In fact, around a year ago, the Simple Flying team found themselves in this exact situation with a low-cost carrier. While no compensation was due as the cancellation was deemed out of the carrier’s hands, the airline was required to place us in a hotel overnight. The airline was also required to cover our food and drinks expenses (within reason) between the cancelled flight and the new flight.

Had the cancellation been in the airline’s hands, we would have been entitled to compensation in addition to this. Compensation can range from €250-€600 depending on the flight. In this case, we had paid around £40 for the flight, so would’ve made a huge profit had compensation been paid.

Flight Compensation
Jet2’s owners think the EU should “review the rules and make them proportionate”. Photo: Russell Lee via Wikimedia

Disproportionate?

Philip Meeson, Jet2‘s owner’s executive chairman believes the current system should change. Should a claim be denied, passengers are able to contest this, however, should a claim be granted by a third party the airline can not appeal.

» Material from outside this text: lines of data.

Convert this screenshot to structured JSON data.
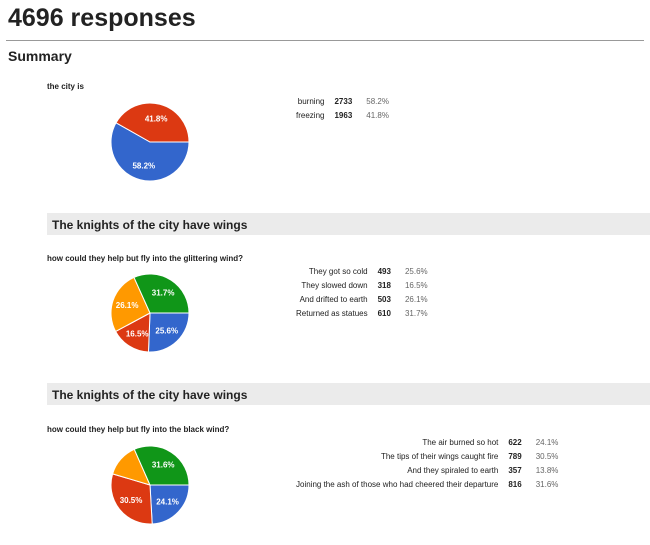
{
  "page_title": "4696 responses",
  "summary_label": "Summary",
  "colors": {
    "blue": "#3366cc",
    "red": "#dc3912",
    "orange": "#ff9900",
    "green": "#109618"
  },
  "questions": [
    {
      "section": "",
      "text": "the city is",
      "rows": [
        {
          "label": "burning",
          "count": "2733",
          "pct": "58.2%",
          "value": 58.2,
          "color": "#3366cc"
        },
        {
          "label": "freezing",
          "count": "1963",
          "pct": "41.8%",
          "value": 41.8,
          "color": "#dc3912"
        }
      ],
      "slice_labels": [
        "58.2%",
        "41.8%"
      ]
    },
    {
      "section": "The knights of the city have wings",
      "text": "how could they help but fly into the glittering wind?",
      "rows": [
        {
          "label": "They got so cold",
          "count": "493",
          "pct": "25.6%",
          "value": 25.6,
          "color": "#3366cc"
        },
        {
          "label": "They slowed down",
          "count": "318",
          "pct": "16.5%",
          "value": 16.5,
          "color": "#dc3912"
        },
        {
          "label": "And drifted to earth",
          "count": "503",
          "pct": "26.1%",
          "value": 26.1,
          "color": "#ff9900"
        },
        {
          "label": "Returned as statues",
          "count": "610",
          "pct": "31.7%",
          "value": 31.7,
          "color": "#109618"
        }
      ],
      "slice_labels": [
        "25.6%",
        "16.5%",
        "26.1%",
        "31.7%"
      ]
    },
    {
      "section": "The knights of the city have wings",
      "text": "how could they help but fly into the black wind?",
      "rows": [
        {
          "label": "The air burned so hot",
          "count": "622",
          "pct": "24.1%",
          "value": 24.1,
          "color": "#3366cc"
        },
        {
          "label": "The tips of their wings caught fire",
          "count": "789",
          "pct": "30.5%",
          "value": 30.5,
          "color": "#dc3912"
        },
        {
          "label": "And they spiraled to earth",
          "count": "357",
          "pct": "13.8%",
          "value": 13.8,
          "color": "#ff9900"
        },
        {
          "label": "Joining the ash of those who had cheered their departure",
          "count": "816",
          "pct": "31.6%",
          "value": 31.6,
          "color": "#109618"
        }
      ],
      "slice_labels": [
        "24.1%",
        "30.5%",
        "",
        "31.6%"
      ]
    }
  ],
  "chart_data": [
    {
      "type": "pie",
      "title": "the city is",
      "categories": [
        "burning",
        "freezing"
      ],
      "values": [
        58.2,
        41.8
      ]
    },
    {
      "type": "pie",
      "title": "how could they help but fly into the glittering wind?",
      "categories": [
        "They got so cold",
        "They slowed down",
        "And drifted to earth",
        "Returned as statues"
      ],
      "values": [
        25.6,
        16.5,
        26.1,
        31.7
      ]
    },
    {
      "type": "pie",
      "title": "how could they help but fly into the black wind?",
      "categories": [
        "The air burned so hot",
        "The tips of their wings caught fire",
        "And they spiraled to earth",
        "Joining the ash of those who had cheered their departure"
      ],
      "values": [
        24.1,
        30.5,
        13.8,
        31.6
      ]
    }
  ]
}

These compensation claims can be huge with around £3 per passenger being used for Jet2’s compensation claims in 2018. While a serious delay could warrant a payout, a two-hour delay may not necessarily be worth €250. Especially when the ticket may only have been worth one-tenth of this figure. This could be why Mr Meeson claimed that current rules are disproportionate.

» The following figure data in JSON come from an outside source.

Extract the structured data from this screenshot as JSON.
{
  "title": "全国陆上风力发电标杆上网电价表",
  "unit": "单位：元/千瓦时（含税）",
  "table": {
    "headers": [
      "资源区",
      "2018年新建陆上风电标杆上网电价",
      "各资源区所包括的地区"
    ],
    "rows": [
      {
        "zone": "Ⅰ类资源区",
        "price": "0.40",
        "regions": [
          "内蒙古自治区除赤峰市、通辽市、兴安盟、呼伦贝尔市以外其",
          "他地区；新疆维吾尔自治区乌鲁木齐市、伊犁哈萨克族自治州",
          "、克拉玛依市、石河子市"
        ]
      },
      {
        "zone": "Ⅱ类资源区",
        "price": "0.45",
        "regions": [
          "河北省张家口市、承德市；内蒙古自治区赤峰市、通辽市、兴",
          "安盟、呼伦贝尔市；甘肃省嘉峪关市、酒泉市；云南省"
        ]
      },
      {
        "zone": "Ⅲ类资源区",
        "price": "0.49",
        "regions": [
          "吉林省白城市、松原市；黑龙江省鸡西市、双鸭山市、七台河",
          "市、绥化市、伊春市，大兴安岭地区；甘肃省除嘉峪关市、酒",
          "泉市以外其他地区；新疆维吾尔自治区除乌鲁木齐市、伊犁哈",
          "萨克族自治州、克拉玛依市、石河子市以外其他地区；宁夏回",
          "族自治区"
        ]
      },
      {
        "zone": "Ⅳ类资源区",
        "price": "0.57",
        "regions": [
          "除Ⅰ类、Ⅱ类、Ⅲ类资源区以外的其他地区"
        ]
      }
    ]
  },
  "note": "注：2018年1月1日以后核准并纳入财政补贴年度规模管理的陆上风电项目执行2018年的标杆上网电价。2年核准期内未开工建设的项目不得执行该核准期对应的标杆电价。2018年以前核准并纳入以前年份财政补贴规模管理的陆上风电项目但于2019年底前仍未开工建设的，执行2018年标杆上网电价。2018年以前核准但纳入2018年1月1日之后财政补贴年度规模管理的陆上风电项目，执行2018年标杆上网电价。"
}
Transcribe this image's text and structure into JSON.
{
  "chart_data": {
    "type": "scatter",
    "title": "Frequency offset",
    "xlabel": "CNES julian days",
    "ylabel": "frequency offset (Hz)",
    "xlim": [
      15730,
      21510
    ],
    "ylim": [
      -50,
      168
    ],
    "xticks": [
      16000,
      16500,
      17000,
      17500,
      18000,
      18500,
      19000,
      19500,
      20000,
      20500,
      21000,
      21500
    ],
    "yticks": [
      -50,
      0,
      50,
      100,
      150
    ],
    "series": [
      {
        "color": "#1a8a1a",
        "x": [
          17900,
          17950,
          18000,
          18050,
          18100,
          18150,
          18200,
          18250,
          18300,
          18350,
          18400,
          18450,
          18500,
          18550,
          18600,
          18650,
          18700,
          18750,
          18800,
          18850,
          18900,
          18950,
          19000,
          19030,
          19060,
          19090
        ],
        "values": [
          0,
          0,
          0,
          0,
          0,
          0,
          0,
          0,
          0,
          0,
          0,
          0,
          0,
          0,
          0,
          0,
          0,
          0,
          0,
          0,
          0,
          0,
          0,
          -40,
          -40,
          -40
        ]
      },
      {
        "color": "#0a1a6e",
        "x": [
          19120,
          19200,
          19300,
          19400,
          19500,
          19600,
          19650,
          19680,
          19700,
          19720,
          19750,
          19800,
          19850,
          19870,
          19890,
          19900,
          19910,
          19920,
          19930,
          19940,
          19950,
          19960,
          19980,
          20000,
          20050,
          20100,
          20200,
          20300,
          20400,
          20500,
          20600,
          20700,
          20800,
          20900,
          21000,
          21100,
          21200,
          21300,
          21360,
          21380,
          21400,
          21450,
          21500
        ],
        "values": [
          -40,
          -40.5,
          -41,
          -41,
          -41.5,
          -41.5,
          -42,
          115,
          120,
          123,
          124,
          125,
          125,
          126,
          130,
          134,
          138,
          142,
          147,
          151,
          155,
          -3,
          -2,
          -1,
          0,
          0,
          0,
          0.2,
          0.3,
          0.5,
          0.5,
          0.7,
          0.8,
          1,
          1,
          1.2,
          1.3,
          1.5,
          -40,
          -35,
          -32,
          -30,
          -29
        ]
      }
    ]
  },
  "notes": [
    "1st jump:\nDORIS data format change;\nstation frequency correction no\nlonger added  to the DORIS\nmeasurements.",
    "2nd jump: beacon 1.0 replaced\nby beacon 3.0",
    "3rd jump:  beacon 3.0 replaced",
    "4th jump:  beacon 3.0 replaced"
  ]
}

Do you think required payouts are fair on airlines? Should there be reform? Let us know in the comments!

1 comment
  1. I agree with the airlines on this point…the compensation scheme is an example of overly-self-indulgent socialism. Airlines in Europe are increasingly being affected by pilot strikes, air traffic control strikes / staff shortages, and adverse weather. It’s unfair to expect an airline to have to shoulder the effects of such factors. Even if an airline — rightfully — claims that a factor was outside its control and refuses to pay compensation, trolling on social media and harassment by hawkish claim bureaus (working on a contingency basis) can cause an airline severe reputational damage. People don’t expect compensation when their car journey is delayed due to congestion, weather or roadworks, so why should they demand it from an airline?